Anticipo Firr, “Enasarco può agire in fretta, il Governo ci ascolti”

lettera inviata dal presidente di Fnaarc Confcommercio Alberto Petranzan, al ministro del Lavoro e delle politiche sociali Nunzia Catalfo.

(red.) “Gli Agenti e i rappresentanti di commercio del nostro territorio hanno subito pesantissime conseguenze dall’emergenza Covid. Non c’è più tempo, servono interventi di sostegno immediati per la categoria: Fondazione Enasarco può agire in fretta, il Governo ci ascolti”.
Così il presidente dell’Unione Agenti e Rappresentanti – Fnaarc di Brescia, Filippo Frassoni, plaude alla lettera inviata dal presidente di Fnaarc Confcommercio Alberto Petranzan, al ministro del Lavoro e delle politiche sociali Nunzia Catalfo, per sollecitare l’autorizzazione all’erogazione dell’anticipo Firr (Fondo di indennità fine rapporto), agli iscritti Enasarco.

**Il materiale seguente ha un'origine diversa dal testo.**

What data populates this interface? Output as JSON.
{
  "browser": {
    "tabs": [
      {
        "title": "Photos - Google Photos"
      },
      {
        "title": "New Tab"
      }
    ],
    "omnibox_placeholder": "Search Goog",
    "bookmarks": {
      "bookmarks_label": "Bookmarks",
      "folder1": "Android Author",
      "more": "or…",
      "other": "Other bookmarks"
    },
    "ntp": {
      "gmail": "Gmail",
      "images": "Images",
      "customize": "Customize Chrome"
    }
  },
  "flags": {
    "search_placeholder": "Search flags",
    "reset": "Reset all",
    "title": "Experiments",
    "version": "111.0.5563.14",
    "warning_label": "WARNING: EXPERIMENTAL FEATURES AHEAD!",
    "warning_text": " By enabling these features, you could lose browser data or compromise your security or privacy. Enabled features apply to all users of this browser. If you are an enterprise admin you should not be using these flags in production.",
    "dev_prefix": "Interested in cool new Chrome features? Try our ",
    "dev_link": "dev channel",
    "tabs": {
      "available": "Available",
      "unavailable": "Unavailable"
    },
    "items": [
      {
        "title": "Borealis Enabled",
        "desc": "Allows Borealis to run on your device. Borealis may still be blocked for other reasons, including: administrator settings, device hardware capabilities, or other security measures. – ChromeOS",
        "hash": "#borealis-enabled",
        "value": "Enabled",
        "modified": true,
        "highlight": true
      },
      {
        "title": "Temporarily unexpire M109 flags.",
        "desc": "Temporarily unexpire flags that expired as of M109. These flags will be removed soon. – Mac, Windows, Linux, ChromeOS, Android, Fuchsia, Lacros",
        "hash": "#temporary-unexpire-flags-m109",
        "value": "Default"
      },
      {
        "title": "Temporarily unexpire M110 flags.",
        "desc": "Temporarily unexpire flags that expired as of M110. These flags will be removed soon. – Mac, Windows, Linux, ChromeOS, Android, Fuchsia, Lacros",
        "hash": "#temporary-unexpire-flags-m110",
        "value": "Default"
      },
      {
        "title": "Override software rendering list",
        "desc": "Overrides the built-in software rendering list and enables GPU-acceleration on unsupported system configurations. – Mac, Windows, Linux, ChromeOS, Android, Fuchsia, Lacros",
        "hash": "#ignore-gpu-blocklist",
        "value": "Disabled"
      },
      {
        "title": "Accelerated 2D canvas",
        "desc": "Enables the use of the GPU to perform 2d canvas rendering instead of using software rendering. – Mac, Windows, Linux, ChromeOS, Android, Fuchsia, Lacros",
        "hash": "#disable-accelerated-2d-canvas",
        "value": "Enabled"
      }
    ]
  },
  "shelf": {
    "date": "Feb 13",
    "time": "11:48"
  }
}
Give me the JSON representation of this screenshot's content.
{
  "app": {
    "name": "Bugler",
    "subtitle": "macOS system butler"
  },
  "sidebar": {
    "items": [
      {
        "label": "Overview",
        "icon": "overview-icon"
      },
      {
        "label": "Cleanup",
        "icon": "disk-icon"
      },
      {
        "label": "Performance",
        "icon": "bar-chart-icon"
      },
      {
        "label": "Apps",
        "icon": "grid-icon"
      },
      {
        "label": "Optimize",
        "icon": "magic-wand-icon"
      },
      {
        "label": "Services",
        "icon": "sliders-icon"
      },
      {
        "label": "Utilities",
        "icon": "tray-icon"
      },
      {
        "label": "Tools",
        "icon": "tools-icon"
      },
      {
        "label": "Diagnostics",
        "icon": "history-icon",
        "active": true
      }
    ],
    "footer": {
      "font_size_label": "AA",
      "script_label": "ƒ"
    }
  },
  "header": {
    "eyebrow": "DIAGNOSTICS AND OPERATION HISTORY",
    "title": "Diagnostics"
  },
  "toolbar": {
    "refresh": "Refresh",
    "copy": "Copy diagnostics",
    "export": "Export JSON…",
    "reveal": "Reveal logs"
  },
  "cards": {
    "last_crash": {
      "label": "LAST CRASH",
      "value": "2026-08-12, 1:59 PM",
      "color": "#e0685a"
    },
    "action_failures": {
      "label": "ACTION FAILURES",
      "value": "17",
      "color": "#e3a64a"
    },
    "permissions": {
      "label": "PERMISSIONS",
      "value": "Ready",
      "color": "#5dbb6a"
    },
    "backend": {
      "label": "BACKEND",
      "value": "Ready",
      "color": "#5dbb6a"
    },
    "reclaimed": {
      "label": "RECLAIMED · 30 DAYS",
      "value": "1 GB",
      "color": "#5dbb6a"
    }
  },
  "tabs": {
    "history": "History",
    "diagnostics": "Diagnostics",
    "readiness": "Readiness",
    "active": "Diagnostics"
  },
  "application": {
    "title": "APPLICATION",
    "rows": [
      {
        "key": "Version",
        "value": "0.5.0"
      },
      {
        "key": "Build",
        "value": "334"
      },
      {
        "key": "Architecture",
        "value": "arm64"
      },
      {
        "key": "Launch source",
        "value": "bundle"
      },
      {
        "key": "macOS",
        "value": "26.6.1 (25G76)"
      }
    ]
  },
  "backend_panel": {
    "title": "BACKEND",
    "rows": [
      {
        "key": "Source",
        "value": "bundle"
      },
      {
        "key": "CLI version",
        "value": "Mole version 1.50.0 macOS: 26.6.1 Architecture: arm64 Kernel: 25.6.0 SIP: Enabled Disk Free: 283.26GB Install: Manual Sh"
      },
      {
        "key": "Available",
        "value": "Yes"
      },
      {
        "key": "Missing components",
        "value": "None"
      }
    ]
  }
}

Nella lettera si ricorda quanto la categoria sia stata “ferocemente impattata dall’emergenza sanitaria e dimenticata dalla politica: per il blocco forzato nel periodo del lockdown, per la contrazione dei consumi e per la loro migrazione verso il commercio elettronico, per l’impossibilità di ricorrere alla cassa integrazione”.
La Fondazione Enasarco, per contribuire a far fronte al gravissimo stato di crisi in cui versa la categoria, ha deliberato la possibilità per gli iscritti di richiedere un anticipo del proprio Firr destinando allo scopo la cifra complessiva di 450 milioni di euro (erogabili in 3 tranche, al fine di non compromettere la sostenibilità della stessa fondazione) e ha già attivato gli strumenti operativi.
Enasarco è pronta a erogare gli anticipi, conclude Petranzan nel suo appello al ministro Catalfo, “è però necessaria l’autorizzazione da parte del Suo dicastero, autorizzazione che ci risulta essere stata richiesta dalla fondazione Enasarco in data 10 luglio 2020 e a tutt’oggi non pervenuta”.

Il presidente dell’Unione Agenti e Rappresentanti – Fnaarc di Brescia, Filippo Frassoni, sottolinea infine “l’impossibilità per molti di accedere al contributo a fondo perduto di 1.000 euro previsto dal decreto Rilancio, in quanto nel provvedimento governativo non è stato considerato che il differimento del pagamento delle provvigioni ha reso impossibile documentare il calo di fatturato per il periodo previsto, nonostante proprio in quel periodo la stragrande maggioranza degli agenti di commercio e dei promotori finanziari registrava un crollo delle proprie attività”.